Why? LSU’s line lacks bulldozers but packs speed—fall camp traps carved daylight. And that, turns out, was against a pretty damn good defense.
2. Under-Center Power
Jumbo I-form: Offset TEs lead-block downhill on belly/counters to grind SPARQ freaks.
Why? Just 16 under-center snaps in five games; they stunned Florida and SELU. Force respect at the point.
3. 12 Personnel Unbalanced
Two TEs, one back: Bauer Sharp’s combo blocks plus pre-snap shifts expose coverages. Durham and Kaleb Jackson feast on numbers edges.
Why? Neutralizes DT rushes, buys RBs a beat to read.
4. Jet Motion, RPOs, QB Threats
Sweeps and read-options: Motion a WR to yank edges, then hit draws/RPOs. Nudge Nussmeier to pull and run some—defenses crash hard without QB-run fear.
Why? One-note attacks invite eight-man boxes (three rush, eight drop). This splits their souls.
5. Screens and Draws
RB/WR screens: Quick passes to playmakers, block downfield. Delayed draws: Feint pass, burst vacated gaps.
Why? Hides O-line leaks, keeps ‘Bama-types guessing.
This isn’t wheel-reinvention—it’s football fundamentals. Kelly: Ditch the suit, spend dawns in the film room, sweat the practice reps in cleats, and keep the headphones on all game with the play sheet in hand. Okay, cleats optional, but they work for Blake Baker. Your PowerPoints? Locker-room dust-bunnies now. Fans shelled out for brawn and banners, not memos.
BK, what’s left to lose? Dive in, get and stay connected, start getting and stay dirty—or keep watching the moles overrun Tiger Stadium.
Fehoko’s Message
In his latest YouTube podcast, “A message to LSU football,” former LSU national champion and NFL veteran defensive tackle Breiden Fehoko delivers a passionate, frustrated plea to the Tigers program amid their 4-1 start to the 2025 season. Speaking as an alum deeply invested in LSU’s success, Fehoko laments the team’s apparent loss of identity and fire, stating that for any true fan, the season already feels over despite the record.
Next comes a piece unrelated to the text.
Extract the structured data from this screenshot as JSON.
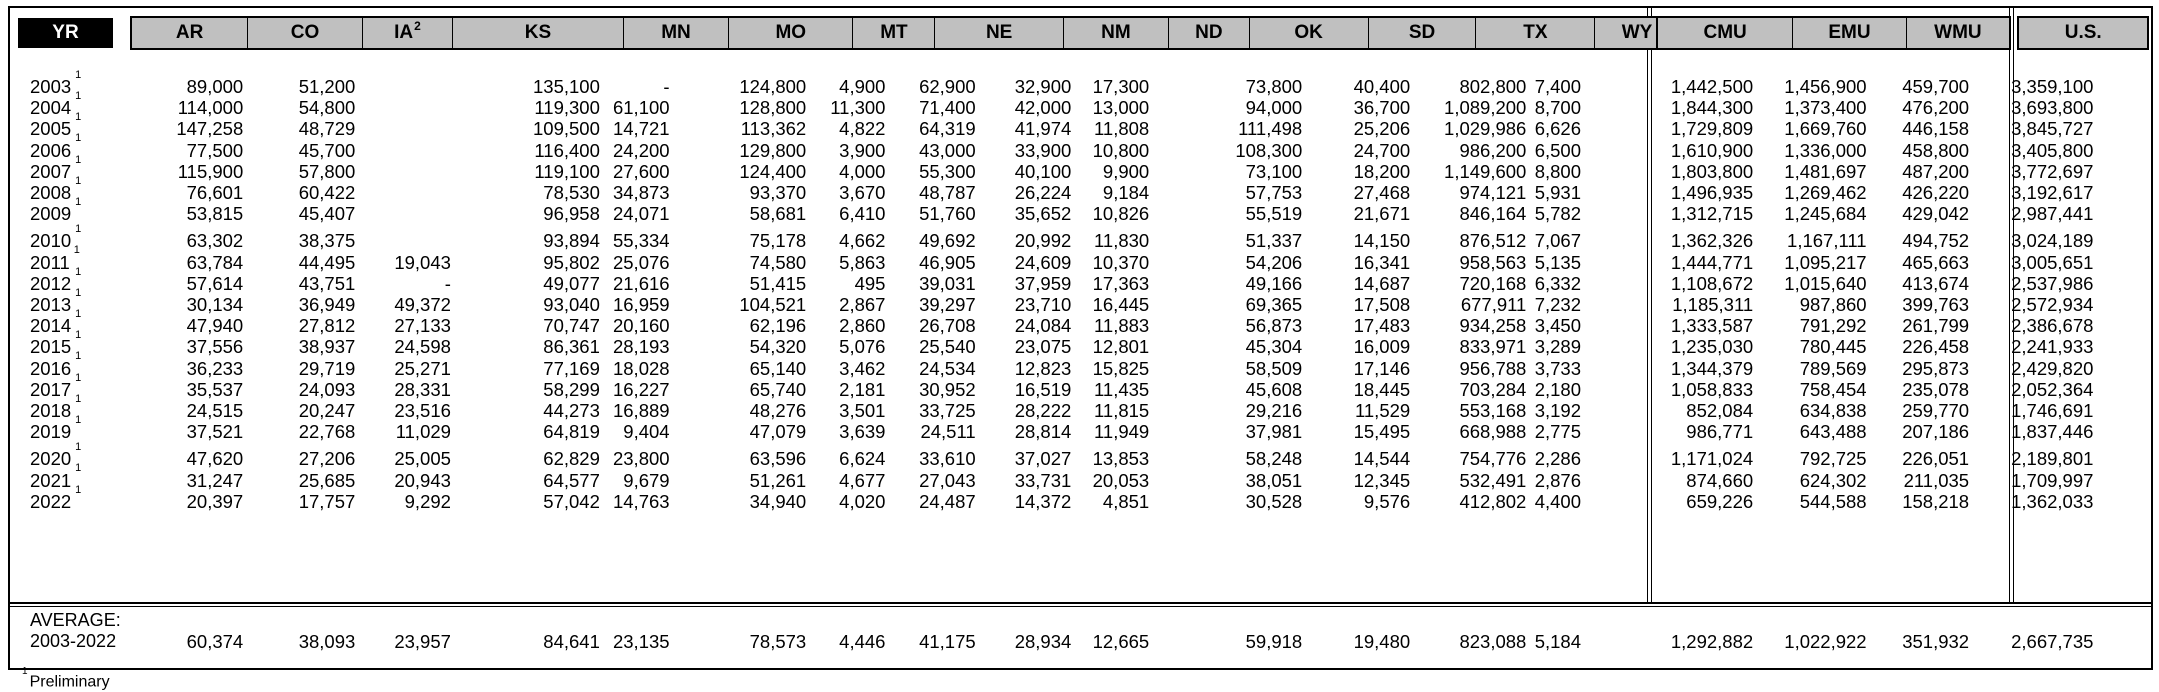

He highlights a lack of player-led leadership and culture, insisting that “something’s gotta change”—whether it comes from the coaching staff or the players themselves—to reignite the program’s storied toughness and swagger.
Fehoko points to the brutal remaining schedule as a potential death knell, predicting losses to teams like Vanderbilt, South Carolina, Alabama, and Oklahoma, which he sees as winnable but reflective of broader motivational issues. He expresses skepticism about a turnaround but holds out hope, joking that he wants someone to clip the video after an SEC Championship appearance to call him out for not knowing football. The overall tone is raw and urgent, blending tough love with evident pain over the program’s direction, including specific gripes like head coach Brian Kelly reportedly turning away alumni eager to train with the current roster. Fehoko’s message underscores his belief that LSU must rediscover its championship DNA immediately to salvage the season.